In a story from Washington State’s Evergreen Mountain Bike Alliance (EMBA) highlights news of an e-bike legislation bill passed by the House and the Senate. This bill restricts use on “natural surface trails”.
EMBA state: “The end result is that e-bikes are not allowed on natural surface trails, unless signed or stated open by the managing jurisdiction.”
As well as effectively banning e-bikes from singletrack the bill also defines what Washington State are to categorise what an e-bike actually is. And unlike in the UK, where e-bikes are limited to 25 kph (15.5 mph), Washington State e-bikes are split into three classes.
Class 1 can go up to 32 kph (20 mph) with e-assist only while pedalling. Class 2 have the same speed restriction but are throttle electric bikes not e-assist e-bikes. Class 1 and 2 electric bikes are allowed on roads and bike lanes and on “paved trails”. They are not allowed on “natural surface trails” (unless specified by land manager).
Class 3 can go up to 45 kph (28 mph) with e-assist only while pedalling. However, Class 3 bikes don’t appear to be allowed anywhere other than private land.
The bill also requires “prominent labelling” of all e-bikes. Including classification number, top assisted speed and wattage.
EMBA’s reasons for helping with the bill
The EMBA were actually part of a collective described as “non-motorized recreation groups” that helped with the wording of the legislation.

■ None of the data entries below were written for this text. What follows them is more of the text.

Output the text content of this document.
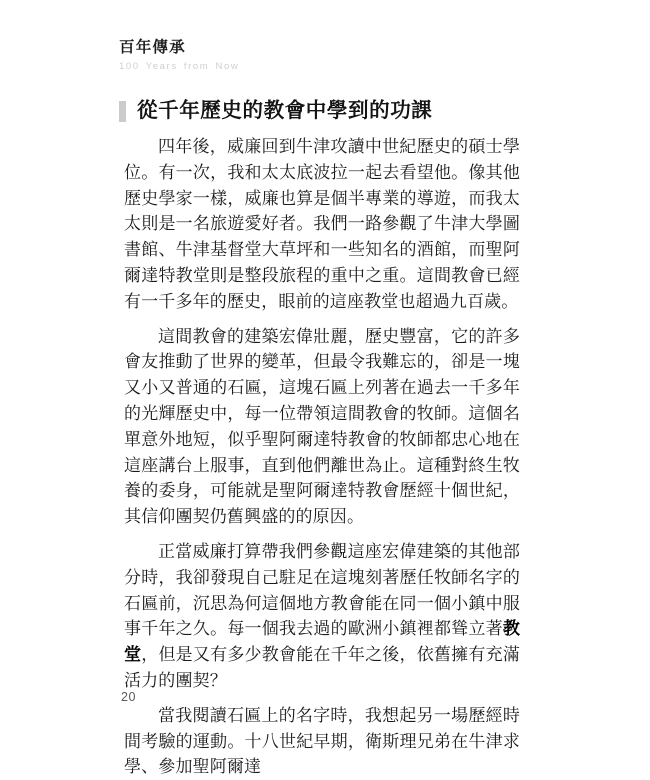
百年傳承
100 Years from Now
從千年歷史的教會中學到的功課

四年後，威廉回到牛津攻讀中世紀歷史的碩士學位。有一次，我和太太底波拉一起去看望他。像其他歷史學家一樣，威廉也算是個半專業的導遊，而我太太則是一名旅遊愛好者。我們一路參觀了牛津大學圖書館、牛津基督堂大草坪和一些知名的酒館，而聖阿爾達特教堂則是整段旅程的重中之重。這間教會已經有一千多年的歷史，眼前的這座教堂也超過九百歲。

這間教會的建築宏偉壯麗，歷史豐富，它的許多會友推動了世界的變革，但最令我難忘的，卻是一塊又小又普通的石匾，這塊石匾上列著在過去一千多年的光輝歷史中，每一位帶領這間教會的牧師。這個名單意外地短，似乎聖阿爾達特教會的牧師都忠心地在這座講台上服事，直到他們離世為止。這種對終生牧養的委身，可能就是聖阿爾達特教會歷經十個世紀，其信仰團契仍舊興盛的的原因。

正當威廉打算帶我們參觀這座宏偉建築的其他部分時，我卻發現自己駐足在這塊刻著歷任牧師名字的石匾前，沉思為何這個地方教會能在同一個小鎮中服事千年之久。每一個我去過的歐洲小鎮裡都聳立著教堂，但是又有多少教會能在千年之後，依舊擁有充滿活力的團契？

當我閱讀石匾上的名字時，我想起另一場歷經時間考驗的運動。十八世紀早期，衛斯理兄弟在牛津求學、參加聖阿爾達

20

EMBA wanted to encourage “clear distinction between e-bike use on paved trails vs. natural surface trails”.
Having a mountain bike association seem partly responsible for banning e-bikes may seem confusing to UK and European riders but the scene is very different in the USA.
Essentially, EMBA wanted to be part of the brokering of the bill to prevent a total ban on all types bicycles on “natural surface trails” further down the line.
EMBA: “We are satisfied with the outcome of this initial legislation, as it addresses a critical need for urban bike commuters, and gives land managers specific authority to implement e-bike policies.
“How e-bike use is regulated is crucial to Evergreen for several reasons […] Potential loss of trail access if land managers choose to close trails to all “bikes” because e-bikes are now defined as bicycles
“It remains crucial to monitor the actual use and implementation of this legislation. While its passage ends the ‘free-for-all’ e-bike use on roads and paved paths through regulation, there is still work to be done on how this relates to mountain biking, and we have concerns on how this bill defines ‘natural surface trails’.”